New marker at Maple Park Cemetery tells the site's story and who is buried there
The marker was installed by the Rachel Donelson Chapter of the Daughters of the American Revolution.
A new marker at Maple Park Cemetery in central Springfield tells the story of the historic site and who is buried there.
The marker was unveiled during a ceremony Sunday. Members of the Republic Community Band played in the cemetery’s gazebo before the event began.
Pat Haas, regent for the Rachel Donelson Chapter of the Daughters of the American Revolution, said her organization was behind the effort to have the marker erected. They had to go through a process of approval from their national office to prove that everything on the marker was accurate, according to Haas.
She said Maple Park Cemetery has a lot of history lessons to teach.

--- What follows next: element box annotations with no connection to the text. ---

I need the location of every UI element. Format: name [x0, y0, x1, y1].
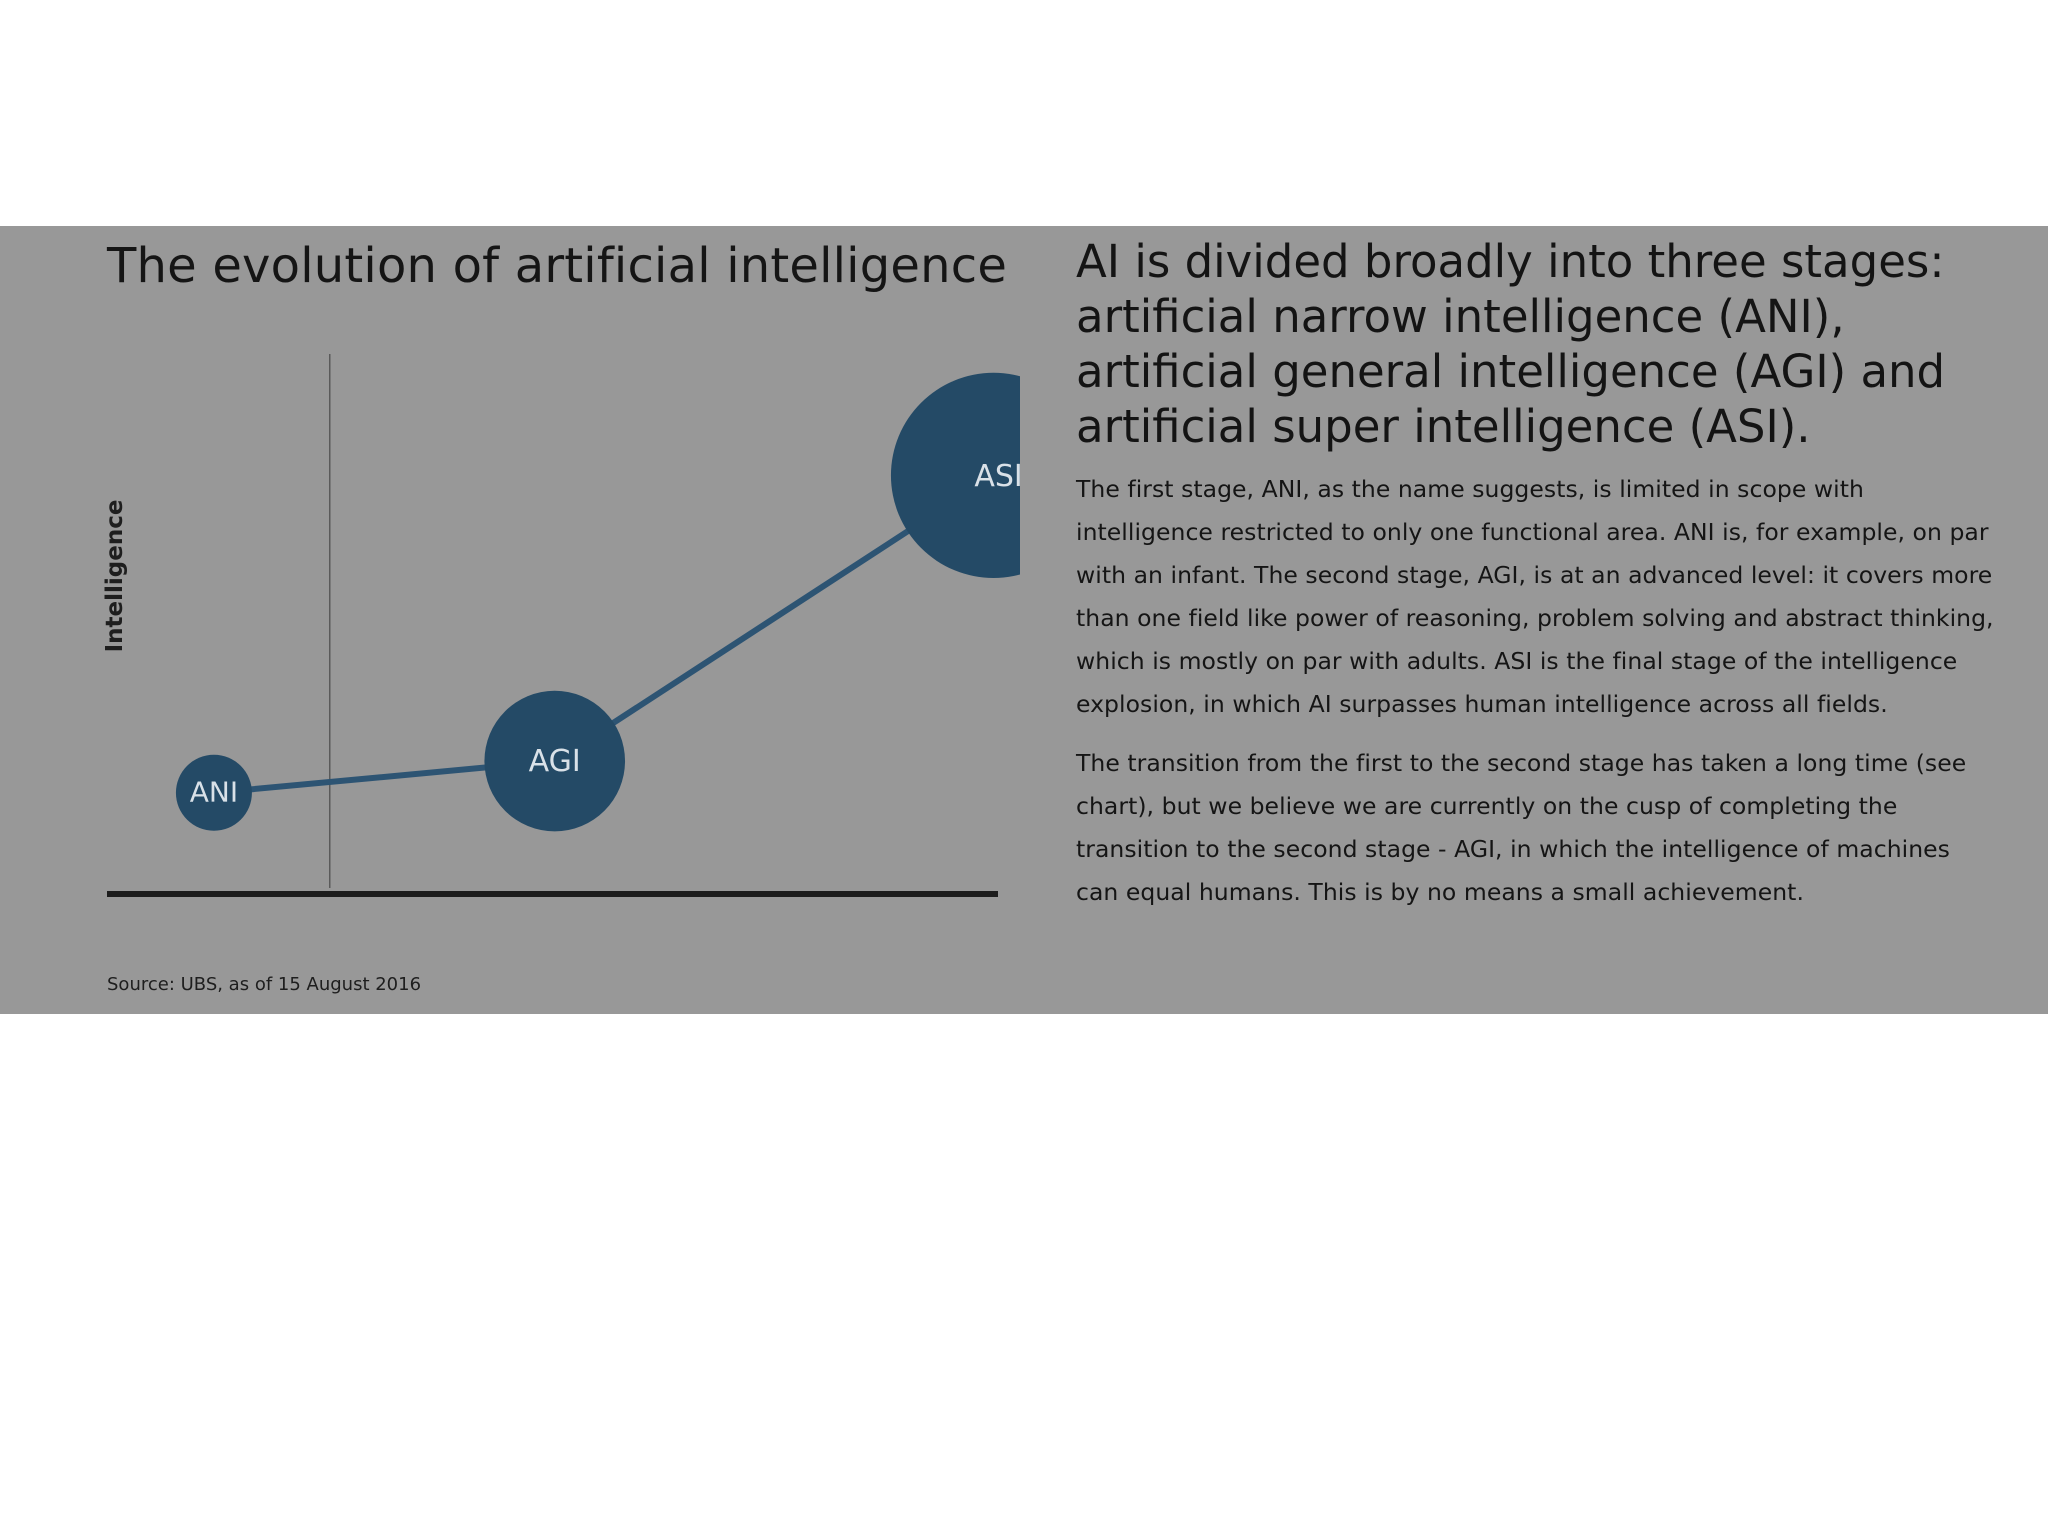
x-tick-label: 2020: [523, 913, 581, 914]
bubble-asi: [890, 372, 1020, 578]
article-paragraph-2: The transition from the first to the sec…: [1076, 749, 1967, 906]
bubble-label-agi: AGI: [529, 744, 581, 779]
article-paragraph-1: The first stage, ANI, as the name sugges…: [1076, 475, 1994, 718]
x-tick-label: 2050: [746, 913, 804, 914]
bubble-ani: [175, 754, 252, 831]
article-column: AI is divided broadly into three stages:…: [1076, 234, 1996, 914]
x-tick-label: > 2050: [915, 913, 998, 914]
bubble-agi: [484, 690, 626, 832]
x-tick-label: 2016: [301, 913, 359, 914]
evolution-chart: <2016 2016 2020 2050 > 2050 Intelligence ANI AG…: [102, 354, 1020, 914]
bubble-label-asi: ASI: [974, 459, 1020, 494]
chart-title: The evolution of artificial intelligence: [107, 238, 1008, 294]
content-panel: The evolution of artificial intelligence…: [0, 226, 2048, 1014]
bubble-label-ani: ANI: [190, 776, 238, 809]
y-axis-label: Intelligence: [102, 500, 128, 653]
x-tick-label: <2016: [107, 913, 183, 914]
chart-source-note: Source: UBS, as of 15 August 2016: [107, 974, 422, 995]
article-headline: AI is divided broadly into three stages:…: [1076, 235, 1946, 453]
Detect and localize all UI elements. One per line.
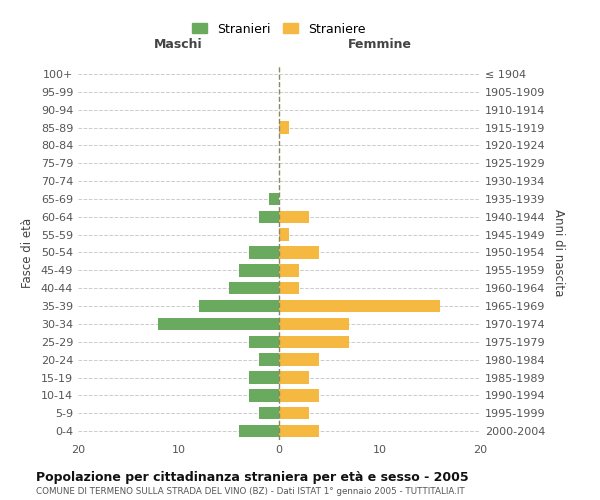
Bar [249, 246, 279, 259]
Bar [249, 389, 279, 402]
Bar [269, 192, 279, 205]
Bar [279, 210, 309, 223]
Bar [158, 318, 279, 330]
Bar [279, 121, 289, 134]
Bar [249, 336, 279, 348]
Bar [279, 389, 319, 402]
Bar [279, 425, 319, 438]
Bar [279, 246, 319, 259]
Text: Maschi: Maschi [154, 38, 203, 51]
Bar [279, 300, 440, 312]
Bar [279, 228, 289, 241]
Bar [259, 354, 279, 366]
Bar [279, 336, 349, 348]
Legend: Stranieri, Straniere: Stranieri, Straniere [188, 19, 370, 40]
Bar [279, 282, 299, 294]
Bar [279, 354, 319, 366]
Bar [239, 425, 279, 438]
Bar [199, 300, 279, 312]
Bar [279, 407, 309, 420]
Bar [279, 264, 299, 276]
Bar [279, 318, 349, 330]
Bar [239, 264, 279, 276]
Y-axis label: Anni di nascita: Anni di nascita [552, 209, 565, 296]
Text: Femmine: Femmine [347, 38, 412, 51]
Bar [259, 407, 279, 420]
Bar [229, 282, 279, 294]
Y-axis label: Fasce di età: Fasce di età [21, 218, 34, 288]
Bar [279, 371, 309, 384]
Text: Popolazione per cittadinanza straniera per età e sesso - 2005: Popolazione per cittadinanza straniera p… [36, 471, 469, 484]
Bar [259, 210, 279, 223]
Bar [249, 371, 279, 384]
Text: COMUNE DI TERMENO SULLA STRADA DEL VINO (BZ) - Dati ISTAT 1° gennaio 2005 - TUTT: COMUNE DI TERMENO SULLA STRADA DEL VINO … [36, 487, 465, 496]
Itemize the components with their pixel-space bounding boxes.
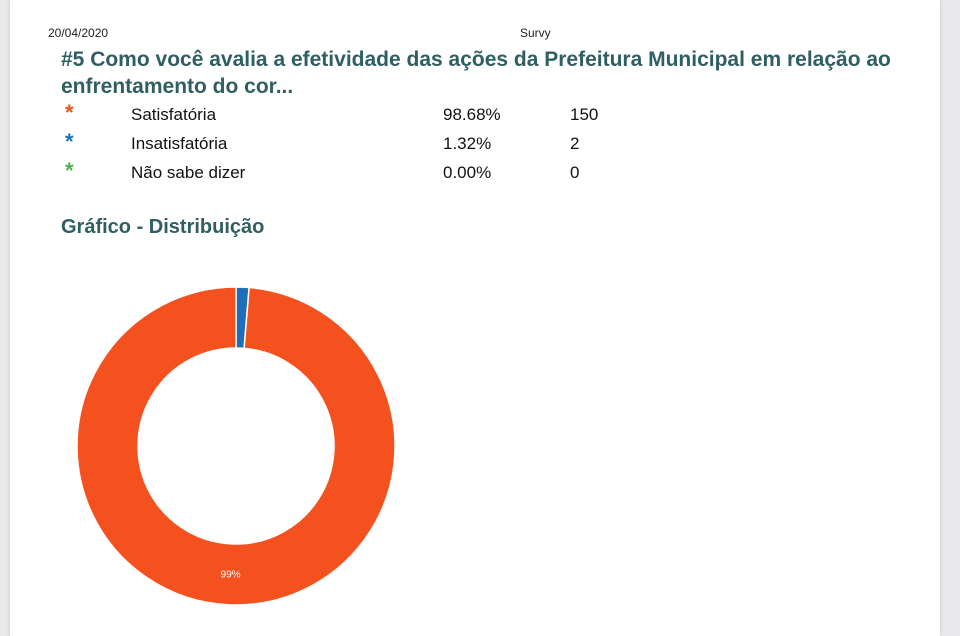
answer-count: 150 [570,105,599,124]
answer-percent: 0.00% [443,163,492,182]
answer-row: * Insatisfatória 1.32% 2 [61,129,661,158]
answer-count: 2 [570,134,580,153]
answer-percent: 1.32% [443,134,492,153]
slice-data-label: 99% [221,569,241,580]
answer-percent: 98.68% [443,105,501,124]
answer-label: Não sabe dizer [131,163,246,182]
answer-row: * Não sabe dizer 0.00% 0 [61,158,661,187]
answer-label: Insatisfatória [131,134,228,153]
print-app-name: Survy [520,26,551,40]
asterisk-icon: * [65,100,74,125]
chart-heading: Gráfico - Distribuição [61,216,265,238]
answer-row: * Satisfatória 98.68% 150 [61,100,661,129]
asterisk-icon: * [65,129,74,154]
answer-label: Satisfatória [131,105,217,124]
print-date: 20/04/2020 [48,26,109,40]
question-title: #5 Como você avalia a efetividade das aç… [61,48,891,98]
answer-count: 0 [570,163,580,182]
survey-report-page: 20/04/2020 Survy #5 Como você avalia a e… [10,0,940,636]
asterisk-icon: * [65,158,74,183]
donut-slice-satisfat-ria [76,286,396,606]
donut-chart: 99% [76,286,396,606]
answers-table: * Satisfatória 98.68% 150 * Insatisfatór… [61,100,661,187]
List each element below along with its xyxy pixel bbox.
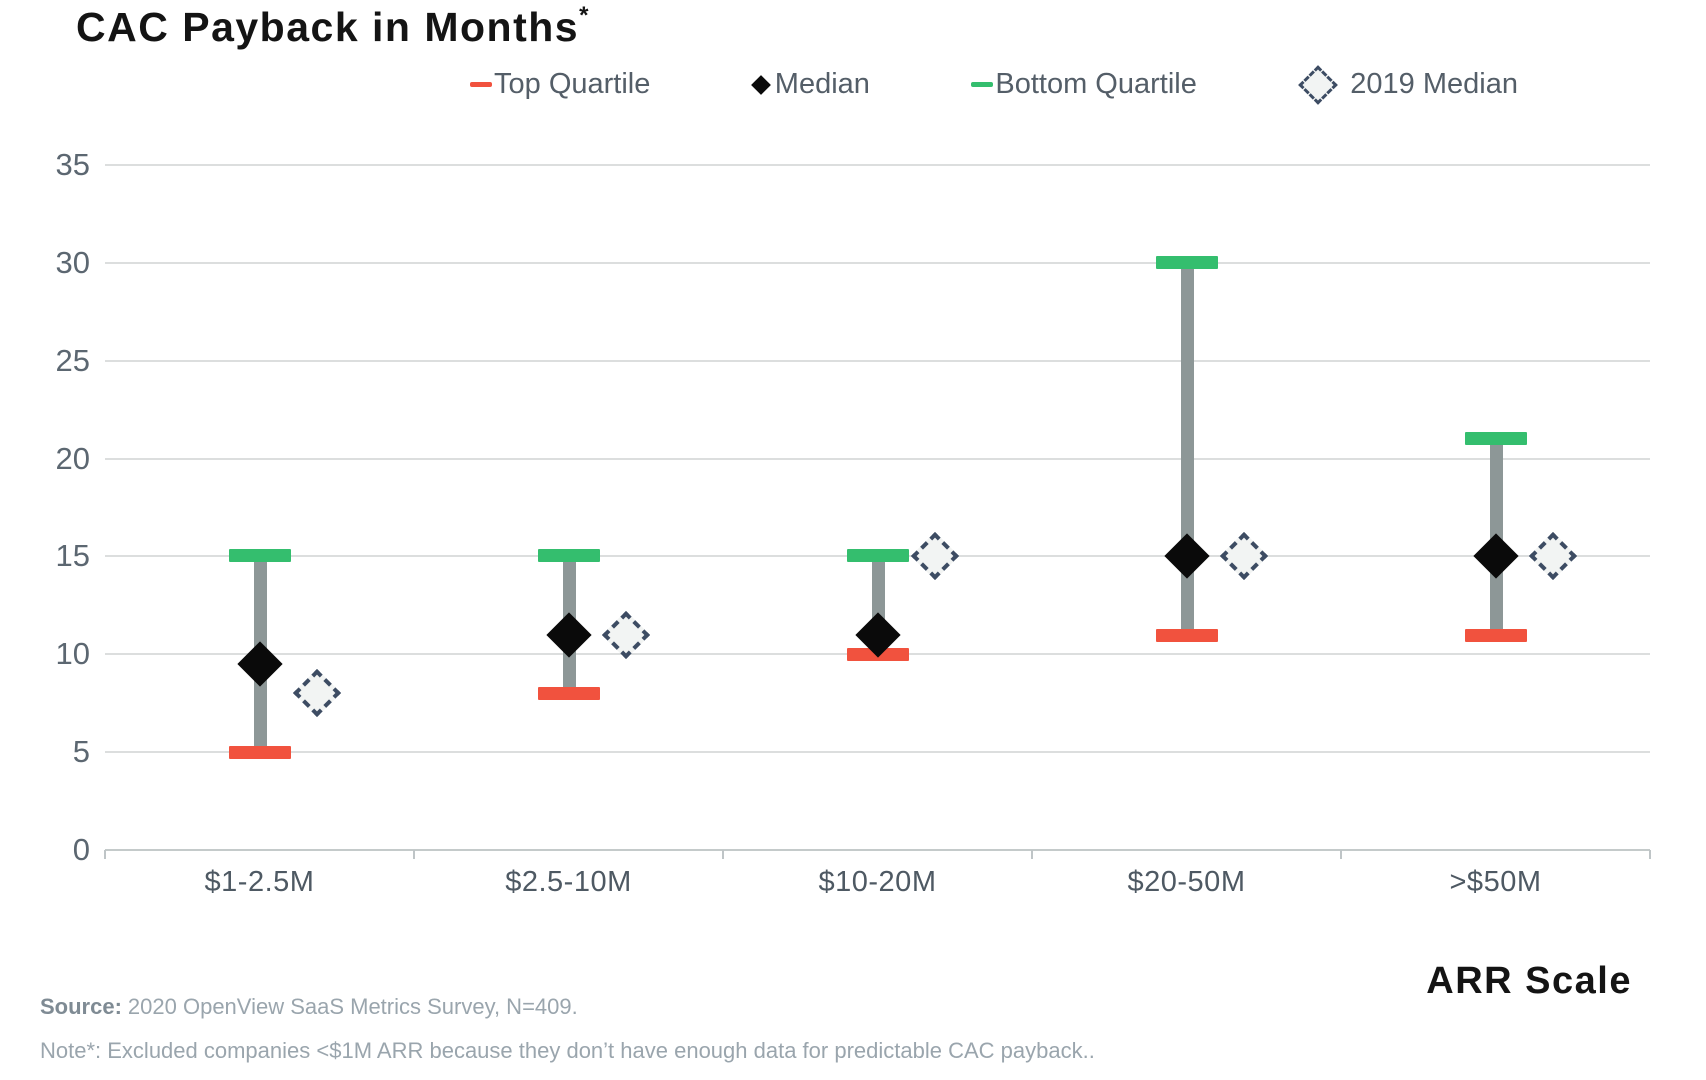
top-quartile-marker xyxy=(228,746,291,760)
bottom-quartile-marker xyxy=(228,549,291,563)
y-axis-tick-label: 10 xyxy=(55,636,90,672)
x-axis-tick xyxy=(104,850,106,859)
quartile-range-bar xyxy=(1180,262,1194,635)
top-quartile-dash-icon xyxy=(470,82,492,87)
x-axis-line xyxy=(105,849,1650,851)
median-marker xyxy=(545,612,592,658)
median-2019-marker xyxy=(601,610,650,659)
y-axis-tick-label: 15 xyxy=(55,538,90,574)
source-note: Source: 2020 OpenView SaaS Metrics Survey… xyxy=(40,994,578,1020)
x-category-label: $20-50M xyxy=(1127,866,1246,898)
bottom-quartile-marker xyxy=(1155,255,1218,269)
x-axis-title: ARR Scale xyxy=(1426,960,1632,1002)
chart-title-text: CAC Payback in Months xyxy=(76,4,580,50)
footnote: Note*: Excluded companies <$1M ARR becau… xyxy=(40,1038,1095,1063)
top-quartile-marker xyxy=(1155,628,1218,642)
legend-item-top-quartile: Top Quartile xyxy=(470,68,650,101)
median-marker xyxy=(236,641,283,687)
median-2019-marker xyxy=(292,669,341,718)
x-axis-tick xyxy=(1340,850,1342,859)
legend-item-2019-median: 2019 Median xyxy=(1298,64,1518,105)
bottom-quartile-marker xyxy=(1464,432,1527,445)
legend-item-median: Median xyxy=(750,68,870,101)
median-marker xyxy=(1472,533,1519,580)
y-axis-tick-label: 0 xyxy=(72,832,90,867)
bottom-quartile-marker xyxy=(846,549,909,563)
legend-label: Top Quartile xyxy=(494,68,651,100)
median-marker xyxy=(1163,533,1210,580)
x-category-label: $10-20M xyxy=(818,866,937,898)
y-axis-tick-label: 20 xyxy=(55,440,90,476)
median-2019-marker xyxy=(1219,532,1268,581)
x-axis-tick xyxy=(413,850,415,859)
median-2019-marker xyxy=(910,532,959,581)
x-category-label: >$50M xyxy=(1449,866,1542,898)
gridline-35 xyxy=(105,164,1650,166)
legend-label: Bottom Quartile xyxy=(995,68,1197,100)
y-axis-tick-label: 5 xyxy=(72,734,90,770)
x-axis-tick xyxy=(722,850,724,859)
gridline-25 xyxy=(105,359,1650,362)
gridline-5 xyxy=(105,751,1650,754)
x-category-label: $2.5-10M xyxy=(505,866,632,898)
chart-title-asterisk: * xyxy=(579,2,590,29)
legend-label: 2019 Median xyxy=(1350,68,1518,100)
legend: Top Quartile Median Bottom Quartile 2019… xyxy=(470,64,1518,105)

"It's a very interesting history of early Springfield and some of the early pioneers," she said, "and why it was formed and who developed it and the land that it originally belonged to and what it was used in past history before it became a cemetery. And, so, a lot of those early pioneers of Springfield are buried here."
The new sign tells visitors who those are – folks like Davis Tutt who was killed by Wild Bill Hickok during a shootout on Park Central Square in 1865 and his half-brother Lewis Tutt – the first Black police officer in Springfield.
Haas said DAR has three goals: Historic preservation, education and patriotism. They’ve worked with Maple Park Cemetery for years to place wreaths on veterans’ graves and host a ceremony as part of Wreaths Across America. The new sign, she said, meets the goals of both historical preservation and education.